Au quatrième jour d’audience, la procureure a requis des peines de prison pour les quatre policiers poursuivis. Les faits remontent à mai 2023.
"On pourrait comparer cette histoire à un feuilleton très sombre", a déclaré la procureure dès le début de son réquisitoire. Pour le principal accusé, elle a requis six ans de prison, notamment pour actes de torture. Elle ne voit aucune circonstance atténuante. Il est accusé d’avoir frappé un homme au visage à plusieurs reprises avec le poing le soir du 20 mai 2023, dans une cellule de garde à vue.
L’agent qui se trouvait alors à côté de lui encourt cinq ans de prison. Un autre fonctionnaire présent dans la pièce encourt, lui, trois ans de prison pour entrave à la justice, dont une partie ferme. En outre, un quatrième policier est accusé de falsification et d’entrave à la justice, car il avait demandé à un jeune agent, chargé de rédiger le procès-verbal de détention, d’y consigner de fausses informations. Pour ce dernier, la représentante du parquet a requis une peine de cinq ans de prison, aussi parce que l’agent avait persisté dans son comportement, alors que le rapport a été refusé à deux reprises par le service des contrôles internes.
Selon la procureure, il est clair que l’accusé principal avait un compte à régler avec la victime à la suite d’une rencontre précédente. Toutefois, ce qui s’était exactement passé lors de cette rencontre, n’a pas été entièrement élucidé. Il semblerait que le fonctionnaire ait été menacé verbalement par l’homme. En outre, la procureure d’État adjointe a également fait référence au langage révélateur utilisé par les agents dans leurs échanges électroniques.
"Pourquoi de telles choses arrivent-elles ?", s’interroge la procureure avant de répondre elle-même : "Parce que les agents veulent défendre leur chasse gardée". Ils pensent qu’il ne peut rien leur arriver. Cela aurait continué ainsi si le jeune policier, impliqué dans l’affaire, ne leur avait pas mis des bâtons dans les roues. Celui-ci a désormais du mal à se remettre après toute cette affaire. De nombreuses personnes soutiennent l’équipe, c’est-à-dire les accusés, estimant qu’ils ont agi correctement, poursuit la représentante du parquet. Par ailleurs, il a été affirmé que le parquet ne poursuivrait pas pour rébellion, ce que la procureure a réfuté.
"Les policiers se font cracher dessus, reçoivent des menaces de mort, et cela jour après jour. À partir d’un certain point, cela entre par une oreille et sort par l’autre, pour pouvoir le supporter psychologiquement", a expliqué l’avocat de l’accusé principal, Maître Thierry Hirsch. Il voulait ainsi démontrer pourquoi plus personne ne savait précisément quelle avait été la menace proférée par la future victime lors d’une rencontre antérieure. L’avocat a poursuivi : "Nous, dans nos robes noires ici, nous ne vivons pas cela."
Dans sa plaidoirie, il a souligné que son client avait frappé la victime avec la paume de la main, après que l’homme, en état d’ivresse, s’était approché de lui avec le bras levé. C’est ainsi que l’homme aurait été projeté contre le mur de la cellule, serait tombé sur un banc puis aurait heurté le sol.
À propos de son client, il ajoute : "Il savait parfaitement que c’était le pire moment possible pour frapper quelqu’un. Il savait que l’examen médical était imminent. La logique du moment ne tient absolument pas."

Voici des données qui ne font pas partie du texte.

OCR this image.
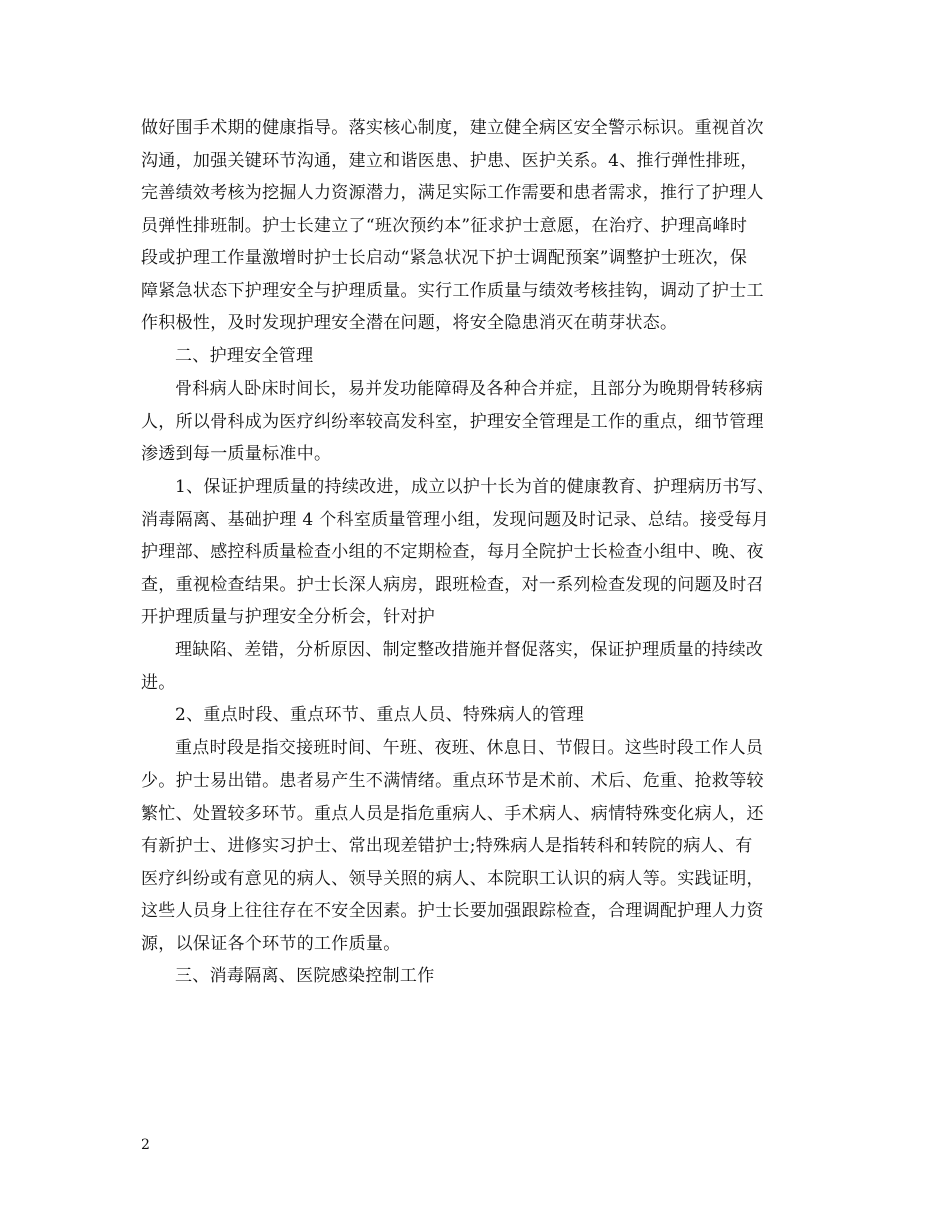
做好围手术期的健康指导。落实核心制度，建立健全病区安全警示标识。重视首次
沟通，加强关键环节沟通，建立和谐医患、护患、医护关系。4、推行弹性排班，
完善绩效考核为挖掘人力资源潜力，满足实际工作需要和患者需求，推行了护理人
员弹性排班制。护士长建立了“班次预约本”征求护士意愿，在治疗、护理高峰时
段或护理工作量激增时护士长启动“紧急状况下护士调配预案”调整护士班次，保
障紧急状态下护理安全与护理质量。实行工作质量与绩效考核挂钩，调动了护士工
作积极性，及时发现护理安全潜在问题，将安全隐患消灭在萌芽状态。
二、护理安全管理
骨科病人卧床时间长，易并发功能障碍及各种合并症，且部分为晚期骨转移病
人，所以骨科成为医疗纠纷率较高发科室，护理安全管理是工作的重点，细节管理
渗透到每一质量标准中。
1、保证护理质量的持续改进，成立以护十长为首的健康教育、护理病历书写、
消毒隔离、基础护理 4 个科室质量管理小组，发现问题及时记录、总结。接受每月
护理部、感控科质量检查小组的不定期检查，每月全院护士长检查小组中、晚、夜
查，重视检查结果。护士长深人病房，跟班检查，对一系列检查发现的问题及时召
开护理质量与护理安全分析会，针对护
理缺陷、差错，分析原因、制定整改措施并督促落实，保证护理质量的持续改
进。
2、重点时段、重点环节、重点人员、特殊病人的管理
重点时段是指交接班时间、午班、夜班、休息日、节假日。这些时段工作人员
少。护士易出错。患者易产生不满情绪。重点环节是术前、术后、危重、抢救等较
繁忙、处置较多环节。重点人员是指危重病人、手术病人、病情特殊变化病人，还
有新护士、进修实习护士、常出现差错护士;特殊病人是指转科和转院的病人、有
医疗纠纷或有意见的病人、领导关照的病人、本院职工认识的病人等。实践证明，
这些人员身上往往存在不安全因素。护士长要加强跟踪检查，合理调配护理人力资
源，以保证各个环节的工作质量。
三、消毒隔离、医院感染控制工作
2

Si l’accusé avait frappé plus souvent, estime l’avocat, les deux autres agents l’auraient interrompu. L’un de ces agents présents sur le banc des accusés acquiesce à ce moment-là de la tête. De plus, après l'avoir examiné, le médecin aurait déclaré que l’homme pouvait rester en détention. Même après sa libération le lendemain matin, la victime ne se serait pas rendue chez un médecin, mais dans un bistrot de la rue de Strasbourg.
Pendant sa plaidoirie, qui a duré plus d’une heure et demie et qui se poursuivra mercredi, le juge a toutefois repris l’avocat à plusieurs reprises. "Je ne peux pas vous laisser dire en permanence des choses qui sont manifestement inexactes", a-t-il, par exemple, fait remarquer.